As painful as the pandemic has been for most travel-related companies, it is creating new business opportunities for some. GTRIIP, a startup that helps hotels implement digital check-in procedures using face verification software along with smartphone-based room keys, says it is receiving plenty of interest from new clients.
"Before the COVID-19 situation, we used to receive around three inquiries per week about our products," said founder Maxim Tint. "The current demand has at least tripled over the last two months. We receive an average of 10 inquiries per week."
For travelers seeking to get away from it all, the myriad precautions could actually increase anxiety rather than making them feel safe, warned Alan Christie, senior vice president at JLL Hotels and Hospitality. Nevertheless, he believes that it is better to err on the side of caution, and that the crisis could push the industry toward some positive innovations.

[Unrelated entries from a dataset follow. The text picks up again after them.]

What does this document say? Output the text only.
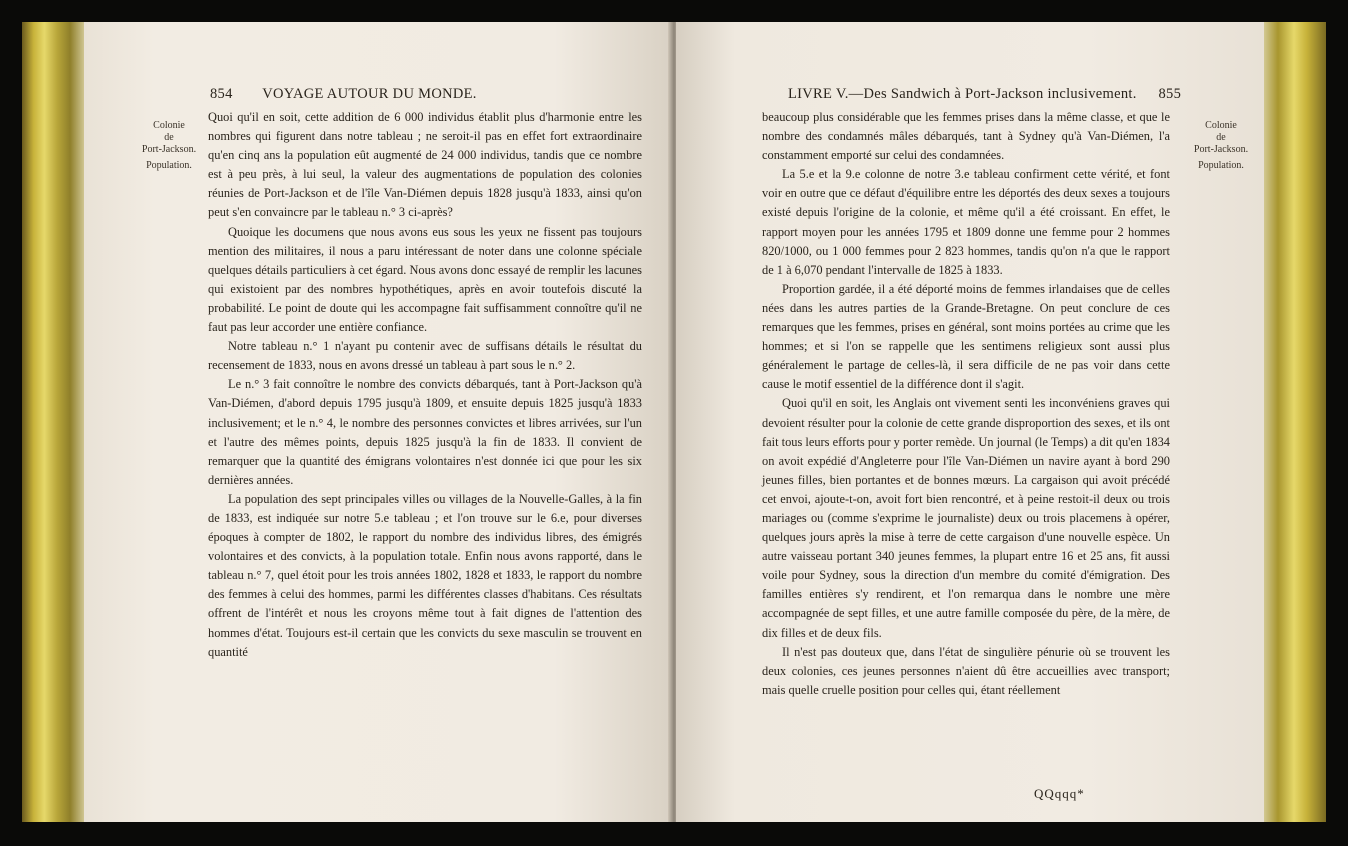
854 VOYAGE AUTOUR DU MONDE.
Colonie
de
Port-Jackson.
Population.

Quoi qu'il en soit, cette addition de 6 000 individus établit plus d'harmonie entre les nombres qui figurent dans notre tableau ; ne seroit-il pas en effet fort extraordinaire qu'en cinq ans la population eût augmenté de 24 000 individus, tandis que ce nombre est à peu près, à lui seul, la valeur des augmentations de population des colonies réunies de Port-Jackson et de l'île Van-Diémen depuis 1828 jusqu'à 1833, ainsi qu'on peut s'en convaincre par le tableau n.° 3 ci-après?

Quoique les documens que nous avons eus sous les yeux ne fissent pas toujours mention des militaires, il nous a paru intéressant de noter dans une colonne spéciale quelques détails particuliers à cet égard. Nous avons donc essayé de remplir les lacunes qui existoient par des nombres hypothétiques, après en avoir toutefois discuté la probabilité. Le point de doute qui les accompagne fait suffisamment connoître qu'il ne faut pas leur accorder une entière confiance.

Notre tableau n.° 1 n'ayant pu contenir avec de suffisans détails le résultat du recensement de 1833, nous en avons dressé un tableau à part sous le n.° 2.

Le n.° 3 fait connoître le nombre des convicts débarqués, tant à Port-Jackson qu'à Van-Diémen, d'abord depuis 1795 jusqu'à 1809, et ensuite depuis 1825 jusqu'à 1833 inclusivement; et le n.° 4, le nombre des personnes convictes et libres arrivées, sur l'un et l'autre des mêmes points, depuis 1825 jusqu'à la fin de 1833. Il convient de remarquer que la quantité des émigrans volontaires n'est donnée ici que pour les six dernières années.

La population des sept principales villes ou villages de la Nouvelle-Galles, à la fin de 1833, est indiquée sur notre 5.e tableau ; et l'on trouve sur le 6.e, pour diverses époques à compter de 1802, le rapport du nombre des individus libres, des émigrés volontaires et des convicts, à la population totale. Enfin nous avons rapporté, dans le tableau n.° 7, quel étoit pour les trois années 1802, 1828 et 1833, le rapport du nombre des femmes à celui des hommes, parmi les différentes classes d'habitans. Ces résultats offrent de l'intérêt et nous les croyons même tout à fait dignes de l'attention des hommes d'état. Toujours est-il certain que les convicts du sexe masculin se trouvent en quantité

LIVRE V.—Des Sandwich à Port-Jackson inclusivement. 855
Colonie
de
Port-Jackson.
Population.

beaucoup plus considérable que les femmes prises dans la même classe, et que le nombre des condamnés mâles débarqués, tant à Sydney qu'à Van-Diémen, l'a constamment emporté sur celui des condamnées.

La 5.e et la 9.e colonne de notre 3.e tableau confirment cette vérité, et font voir en outre que ce défaut d'équilibre entre les déportés des deux sexes a toujours existé depuis l'origine de la colonie, et même qu'il a été croissant. En effet, le rapport moyen pour les années 1795 et 1809 donne une femme pour 2 hommes 820/1000, ou 1 000 femmes pour 2 823 hommes, tandis qu'on n'a que le rapport de 1 à 6,070 pendant l'intervalle de 1825 à 1833.

Proportion gardée, il a été déporté moins de femmes irlandaises que de celles nées dans les autres parties de la Grande-Bretagne. On peut conclure de ces remarques que les femmes, prises en général, sont moins portées au crime que les hommes; et si l'on se rappelle que les sentimens religieux sont aussi plus généralement le partage de celles-là, il sera difficile de ne pas voir dans cette cause le motif essentiel de la différence dont il s'agit.

Quoi qu'il en soit, les Anglais ont vivement senti les inconvéniens graves qui devoient résulter pour la colonie de cette grande disproportion des sexes, et ils ont fait tous leurs efforts pour y porter remède. Un journal (le Temps) a dit qu'en 1834 on avoit expédié d'Angleterre pour l'île Van-Diémen un navire ayant à bord 290 jeunes filles, bien portantes et de bonnes mœurs. La cargaison qui avoit précédé cet envoi, ajoute-t-on, avoit fort bien rencontré, et à peine restoit-il deux ou trois mariages ou (comme s'exprime le journaliste) deux ou trois placemens à opérer, quelques jours après la mise à terre de cette cargaison d'une nouvelle espèce. Un autre vaisseau portant 340 jeunes femmes, la plupart entre 16 et 25 ans, fit aussi voile pour Sydney, sous la direction d'un membre du comité d'émigration. Des familles entières s'y rendirent, et l'on remarqua dans le nombre une mère accompagnée de sept filles, et une autre famille composée du père, de la mère, de dix filles et de deux fils.

Il n'est pas douteux que, dans l'état de singulière pénurie où se trouvent les deux colonies, ces jeunes personnes n'aient dû être accueillies avec transport; mais quelle cruelle position pour celles qui, étant réellement

QQqqq*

"Killing the traditional buffet, especially in resorts, will likely put pressure on operations to deliver other quality product and service options," Christie said. "Because of what we currently know about how COVID-19 can spread, it's advisable to follow safety guidelines."
Just about everyone agrees that the old ways of running hotels are ill-suited to the COVID-19 era. Technology could soon replace standard practices -- like physical check-ins -- altogether, reckons Terry King, regional director at security firm Guidepost Solutions.
Some things will not change, though, according to King.
"Making the guest feel comfortable, no matter the situation, is and will always be the aim of a hotel and its staff."